Rt.66, If I give you a little history lesson, you will whine and complain that the ministry of misinformation is spinning again.
So before I explain that this has happened before, will happen again and has been profitable in the past, let’s agree on the fact that we are in an R/E meltdown, we did just have an epic bubble and we are experiencing the worst nominal price drops and foreclosures of our lifetimes. These are things we all agree on, we disagree on where we are going to end up, what 2010, 2011 and 2015 will look like. Without furhter ado:
In the early mid 1990’s, in Temecula, a number of tracts that had yet to open, shut down. In about 1995 they demolished the models to a tract on the north side of town, off nicholas road on the north side of N.General Kearney.

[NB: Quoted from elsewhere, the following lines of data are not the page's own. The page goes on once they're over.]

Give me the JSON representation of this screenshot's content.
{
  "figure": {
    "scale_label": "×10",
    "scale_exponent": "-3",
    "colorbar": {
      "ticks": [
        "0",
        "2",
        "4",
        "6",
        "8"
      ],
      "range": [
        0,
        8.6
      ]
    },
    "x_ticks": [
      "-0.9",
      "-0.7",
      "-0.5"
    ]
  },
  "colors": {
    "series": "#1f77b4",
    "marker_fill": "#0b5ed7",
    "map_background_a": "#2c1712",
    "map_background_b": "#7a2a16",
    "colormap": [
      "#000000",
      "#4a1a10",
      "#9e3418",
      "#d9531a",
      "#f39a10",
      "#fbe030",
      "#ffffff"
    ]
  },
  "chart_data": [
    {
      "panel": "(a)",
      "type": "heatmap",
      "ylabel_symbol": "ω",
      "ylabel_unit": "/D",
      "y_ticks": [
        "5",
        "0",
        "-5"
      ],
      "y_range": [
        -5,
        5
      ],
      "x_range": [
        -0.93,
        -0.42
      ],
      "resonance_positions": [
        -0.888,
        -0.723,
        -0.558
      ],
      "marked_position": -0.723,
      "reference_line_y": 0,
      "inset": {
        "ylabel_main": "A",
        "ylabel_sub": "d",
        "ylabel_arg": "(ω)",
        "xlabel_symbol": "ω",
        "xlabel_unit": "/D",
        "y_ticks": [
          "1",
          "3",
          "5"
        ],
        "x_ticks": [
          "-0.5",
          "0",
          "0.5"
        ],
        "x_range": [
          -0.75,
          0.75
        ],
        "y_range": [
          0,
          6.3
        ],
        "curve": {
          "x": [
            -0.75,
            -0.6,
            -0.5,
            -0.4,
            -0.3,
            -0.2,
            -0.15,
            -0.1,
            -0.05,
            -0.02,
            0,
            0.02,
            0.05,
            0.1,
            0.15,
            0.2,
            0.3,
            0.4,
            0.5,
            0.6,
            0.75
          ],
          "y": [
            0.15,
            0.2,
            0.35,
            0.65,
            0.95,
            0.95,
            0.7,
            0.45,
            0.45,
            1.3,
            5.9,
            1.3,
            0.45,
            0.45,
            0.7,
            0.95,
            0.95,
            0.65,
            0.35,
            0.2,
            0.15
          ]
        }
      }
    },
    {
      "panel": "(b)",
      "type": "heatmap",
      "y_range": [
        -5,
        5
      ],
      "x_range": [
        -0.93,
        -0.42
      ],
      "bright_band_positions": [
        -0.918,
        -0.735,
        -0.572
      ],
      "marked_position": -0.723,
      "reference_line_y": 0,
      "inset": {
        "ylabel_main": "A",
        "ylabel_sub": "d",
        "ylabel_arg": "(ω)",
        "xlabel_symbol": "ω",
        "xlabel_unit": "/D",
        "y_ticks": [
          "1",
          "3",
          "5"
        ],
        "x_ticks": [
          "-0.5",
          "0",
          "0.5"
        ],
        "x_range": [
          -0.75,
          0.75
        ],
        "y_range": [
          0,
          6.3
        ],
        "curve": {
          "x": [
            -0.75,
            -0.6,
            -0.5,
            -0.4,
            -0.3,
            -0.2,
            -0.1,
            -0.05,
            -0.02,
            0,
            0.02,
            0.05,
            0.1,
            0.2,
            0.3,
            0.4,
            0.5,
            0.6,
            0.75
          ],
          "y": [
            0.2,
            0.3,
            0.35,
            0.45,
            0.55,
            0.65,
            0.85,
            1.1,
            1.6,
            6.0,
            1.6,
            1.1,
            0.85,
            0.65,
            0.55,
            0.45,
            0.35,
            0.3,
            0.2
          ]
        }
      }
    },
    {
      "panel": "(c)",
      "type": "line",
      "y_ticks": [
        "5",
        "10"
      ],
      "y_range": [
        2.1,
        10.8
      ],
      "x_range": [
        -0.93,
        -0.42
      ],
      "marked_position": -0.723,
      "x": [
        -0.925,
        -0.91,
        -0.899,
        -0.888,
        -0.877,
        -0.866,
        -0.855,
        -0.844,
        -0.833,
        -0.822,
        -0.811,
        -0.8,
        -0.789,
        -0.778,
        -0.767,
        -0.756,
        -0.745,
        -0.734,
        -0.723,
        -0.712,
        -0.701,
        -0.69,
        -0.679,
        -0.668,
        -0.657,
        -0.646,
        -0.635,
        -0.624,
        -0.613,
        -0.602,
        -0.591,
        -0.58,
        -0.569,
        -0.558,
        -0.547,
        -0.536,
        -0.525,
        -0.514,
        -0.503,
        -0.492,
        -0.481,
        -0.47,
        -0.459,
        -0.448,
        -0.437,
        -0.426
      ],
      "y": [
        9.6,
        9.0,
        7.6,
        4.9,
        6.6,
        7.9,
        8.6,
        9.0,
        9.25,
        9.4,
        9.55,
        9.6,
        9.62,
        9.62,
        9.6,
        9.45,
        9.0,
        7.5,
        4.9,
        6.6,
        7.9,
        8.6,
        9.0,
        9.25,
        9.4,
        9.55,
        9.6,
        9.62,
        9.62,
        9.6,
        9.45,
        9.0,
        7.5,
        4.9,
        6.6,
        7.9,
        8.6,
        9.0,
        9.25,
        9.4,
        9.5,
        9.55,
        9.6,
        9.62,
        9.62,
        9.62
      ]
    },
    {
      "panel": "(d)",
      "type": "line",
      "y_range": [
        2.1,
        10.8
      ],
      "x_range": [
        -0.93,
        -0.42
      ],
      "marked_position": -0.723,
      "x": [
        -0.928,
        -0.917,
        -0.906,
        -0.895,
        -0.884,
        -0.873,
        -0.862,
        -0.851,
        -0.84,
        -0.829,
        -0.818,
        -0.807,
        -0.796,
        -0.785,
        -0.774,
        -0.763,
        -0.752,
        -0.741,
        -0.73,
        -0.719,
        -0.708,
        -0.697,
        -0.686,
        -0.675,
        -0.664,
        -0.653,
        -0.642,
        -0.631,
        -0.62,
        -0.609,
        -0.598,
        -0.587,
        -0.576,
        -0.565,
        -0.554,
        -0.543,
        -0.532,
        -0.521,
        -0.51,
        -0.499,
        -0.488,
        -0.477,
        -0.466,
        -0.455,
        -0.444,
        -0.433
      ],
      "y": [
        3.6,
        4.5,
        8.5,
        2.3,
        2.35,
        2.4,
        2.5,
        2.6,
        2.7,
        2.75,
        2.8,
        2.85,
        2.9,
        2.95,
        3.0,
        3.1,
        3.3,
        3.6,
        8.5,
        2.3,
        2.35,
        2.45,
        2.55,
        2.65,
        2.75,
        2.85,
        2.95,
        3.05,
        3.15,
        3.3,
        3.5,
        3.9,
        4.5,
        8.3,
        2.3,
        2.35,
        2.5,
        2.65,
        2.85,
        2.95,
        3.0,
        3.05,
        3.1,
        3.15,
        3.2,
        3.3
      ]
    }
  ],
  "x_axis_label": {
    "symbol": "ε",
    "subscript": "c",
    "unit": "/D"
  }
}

Foundations for the first few phases were poured, all utilswere in and the models were framed and roofed but not quite done yet. After they mowed them down (unknown if “they” was the builder or the bank) they sat for a few years. In 1997/1998 they built bigger models and began selling them. The market had changed a little, the houses were larger than the old models had been but they were priced higher and as things turned around, each year they sold them for more and then opened a few other tracts and so on. But during the down cycle, whoever owned that land chose to not build and not to finish or maintain a dozen houses. When they shut down, houses were going for 120-140k, they started selling them in 1998 for about that same price and by the time they finished in 2003, they were getting 330k. So in hindsight, they made the right call, scrap the project, wait a few years and then build when demand returns, they recouped the loss of the models, the taxes and the interest by selling a few hundred houses for double or triple what they were selling for just a few years earlier. That is what investors try to do, they try to time things, in that case they were right. On the opposite side of the street, there were two tracts and they were more than half done when the downturn hit, so they just finished their tracts, made less or no money and stopped building new tract, they chose to finish up because they were mostly done but if they had started, they likely would have quit.
Temeku hills also fenced in a beautiful golf course and built nothing for a few years, I used to think they were crazy, but in hindsight it made them more money to wait. It also may have changed hands wile it was fenced in, we didn;t have the internet and I didn’t follow things that closely then.
It’s not the apocolypse, it’s business, it’s part of the cycle.